Something was missing from the movies; Jackson and Company didn’t capture Tolkien’s beautiful milieu and bonhomie. The changes to the story and to the characters to conform to Jackson’s chosen themes also detracted from it. Faramir is another conflicted modern man who falls for the ring’s temptation instead of virtuously shrugging it off.
Granted, I’m a hardcore fan of Tolkien. My Texas license plate once read LOTR (rhymes with “boater,” just so you know). When devout Catholics asked, I affirmed it stood for (our) Lady of the Rosary; with everyone else it was Lord of the Rings. I read the trilogy twenty times or so, read the encyclopedias, the complete guides, the almanacs, the appendices, the Silmarillion, the Book(s) of Lost Tales, Tolkien’s other fiction, etc.
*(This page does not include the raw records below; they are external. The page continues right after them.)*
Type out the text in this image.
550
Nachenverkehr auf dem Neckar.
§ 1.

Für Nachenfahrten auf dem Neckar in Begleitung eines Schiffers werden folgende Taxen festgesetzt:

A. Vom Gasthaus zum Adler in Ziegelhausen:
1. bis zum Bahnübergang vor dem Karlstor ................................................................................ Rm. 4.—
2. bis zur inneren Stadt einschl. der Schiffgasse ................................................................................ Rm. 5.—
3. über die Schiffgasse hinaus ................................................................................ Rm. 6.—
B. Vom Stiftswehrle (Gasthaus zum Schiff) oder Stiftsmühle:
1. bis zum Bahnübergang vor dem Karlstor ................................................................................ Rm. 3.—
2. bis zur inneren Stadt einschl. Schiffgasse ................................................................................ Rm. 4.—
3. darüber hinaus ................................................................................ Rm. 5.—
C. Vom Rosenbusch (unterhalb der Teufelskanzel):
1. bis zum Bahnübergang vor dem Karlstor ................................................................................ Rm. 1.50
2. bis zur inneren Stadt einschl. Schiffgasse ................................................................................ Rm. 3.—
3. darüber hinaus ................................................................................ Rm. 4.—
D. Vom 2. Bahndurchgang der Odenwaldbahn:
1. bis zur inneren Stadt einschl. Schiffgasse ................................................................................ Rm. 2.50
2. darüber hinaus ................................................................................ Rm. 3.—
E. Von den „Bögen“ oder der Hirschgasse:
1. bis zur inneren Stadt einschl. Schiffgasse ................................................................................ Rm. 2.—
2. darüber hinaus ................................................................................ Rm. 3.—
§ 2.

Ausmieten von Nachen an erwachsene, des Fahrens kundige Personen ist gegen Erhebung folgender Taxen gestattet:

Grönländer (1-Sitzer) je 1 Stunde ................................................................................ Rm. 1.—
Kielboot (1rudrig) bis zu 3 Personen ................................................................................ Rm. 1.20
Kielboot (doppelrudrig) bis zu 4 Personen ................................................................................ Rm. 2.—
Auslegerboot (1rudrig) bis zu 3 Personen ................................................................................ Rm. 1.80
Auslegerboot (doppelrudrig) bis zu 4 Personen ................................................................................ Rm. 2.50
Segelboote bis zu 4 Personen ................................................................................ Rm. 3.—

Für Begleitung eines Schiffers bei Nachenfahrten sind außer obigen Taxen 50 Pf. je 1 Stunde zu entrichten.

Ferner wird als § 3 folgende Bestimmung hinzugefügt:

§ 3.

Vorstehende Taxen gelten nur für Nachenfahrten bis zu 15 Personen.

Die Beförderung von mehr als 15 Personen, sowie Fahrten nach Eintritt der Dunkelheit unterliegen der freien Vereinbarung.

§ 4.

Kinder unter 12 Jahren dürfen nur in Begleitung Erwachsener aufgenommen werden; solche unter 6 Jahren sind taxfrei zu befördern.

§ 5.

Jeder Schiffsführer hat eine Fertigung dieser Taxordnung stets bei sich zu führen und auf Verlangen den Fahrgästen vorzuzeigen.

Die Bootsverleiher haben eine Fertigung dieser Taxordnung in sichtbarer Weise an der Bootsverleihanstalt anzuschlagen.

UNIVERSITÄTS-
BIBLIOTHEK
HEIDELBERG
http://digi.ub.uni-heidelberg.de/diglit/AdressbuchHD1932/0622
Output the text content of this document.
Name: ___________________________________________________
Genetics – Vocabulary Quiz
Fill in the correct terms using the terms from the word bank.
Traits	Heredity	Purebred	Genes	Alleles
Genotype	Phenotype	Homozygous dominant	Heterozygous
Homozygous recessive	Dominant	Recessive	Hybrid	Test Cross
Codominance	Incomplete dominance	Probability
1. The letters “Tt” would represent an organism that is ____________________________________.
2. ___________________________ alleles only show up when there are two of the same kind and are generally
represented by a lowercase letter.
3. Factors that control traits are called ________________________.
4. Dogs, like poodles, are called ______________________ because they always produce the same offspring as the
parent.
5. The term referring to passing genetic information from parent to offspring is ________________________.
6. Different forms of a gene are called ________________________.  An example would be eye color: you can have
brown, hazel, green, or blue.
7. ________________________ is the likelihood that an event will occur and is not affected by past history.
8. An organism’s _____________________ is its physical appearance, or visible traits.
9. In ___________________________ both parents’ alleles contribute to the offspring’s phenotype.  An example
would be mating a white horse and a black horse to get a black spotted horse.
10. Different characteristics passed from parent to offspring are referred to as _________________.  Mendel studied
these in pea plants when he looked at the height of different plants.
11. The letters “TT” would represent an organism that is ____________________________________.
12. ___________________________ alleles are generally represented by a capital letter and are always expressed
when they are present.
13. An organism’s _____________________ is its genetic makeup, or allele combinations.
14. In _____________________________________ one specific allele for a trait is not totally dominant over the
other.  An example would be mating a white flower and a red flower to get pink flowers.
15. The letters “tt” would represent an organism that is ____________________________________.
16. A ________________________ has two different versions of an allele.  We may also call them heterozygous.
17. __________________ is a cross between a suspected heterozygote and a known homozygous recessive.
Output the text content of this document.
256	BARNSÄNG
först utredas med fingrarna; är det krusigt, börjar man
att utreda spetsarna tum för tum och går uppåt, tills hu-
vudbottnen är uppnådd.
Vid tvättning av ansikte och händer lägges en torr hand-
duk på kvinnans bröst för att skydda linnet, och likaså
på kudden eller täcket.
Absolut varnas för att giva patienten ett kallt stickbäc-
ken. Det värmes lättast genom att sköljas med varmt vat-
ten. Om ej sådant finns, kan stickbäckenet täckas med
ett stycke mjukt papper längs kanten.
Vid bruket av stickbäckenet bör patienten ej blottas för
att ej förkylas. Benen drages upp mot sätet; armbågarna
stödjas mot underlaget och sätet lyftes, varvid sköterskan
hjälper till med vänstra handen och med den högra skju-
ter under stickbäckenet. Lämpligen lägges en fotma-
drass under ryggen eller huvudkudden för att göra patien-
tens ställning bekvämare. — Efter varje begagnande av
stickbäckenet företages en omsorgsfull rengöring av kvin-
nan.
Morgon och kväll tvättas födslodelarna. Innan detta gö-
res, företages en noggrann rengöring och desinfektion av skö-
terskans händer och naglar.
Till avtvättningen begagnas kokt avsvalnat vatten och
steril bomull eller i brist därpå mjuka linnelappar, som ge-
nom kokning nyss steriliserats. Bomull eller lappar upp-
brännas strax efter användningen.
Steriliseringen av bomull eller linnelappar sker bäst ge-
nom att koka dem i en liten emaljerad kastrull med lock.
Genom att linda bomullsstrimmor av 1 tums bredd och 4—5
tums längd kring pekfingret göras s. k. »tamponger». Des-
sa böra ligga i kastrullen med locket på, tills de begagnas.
That said, I don’t demand perfection, and just seeing Middle-Earth on the screen with moderate fidelity was oh-so worthwhile. I will watch the Hobbit eventually, maybe when it streams to amazon or youtube for $3.99. But by Greydanus’ account it’s even more of a sell-out than the trilogy, with inappropriate jokes, tone, characters, and story changes.
What Jackson needed was one Tolkien appreciator who could watch what he was doing as the drug-culture jokes got written and say: “Please don’t do that.”
Watching the behind-the-scenes of the trilogy on the DVDs revealed how these types of bad ideas got put in. The movie-makers bragged about them, thinking they were great novelties, never realizing that they were losing the truth and goodness of the stories little by little.
Well, it is what it is. I almost didn’t think the disappointment was worth a blog post, but decided to right one up anyway. It is just a movie, and fortunately the books stand the test of time, even when the movies will not.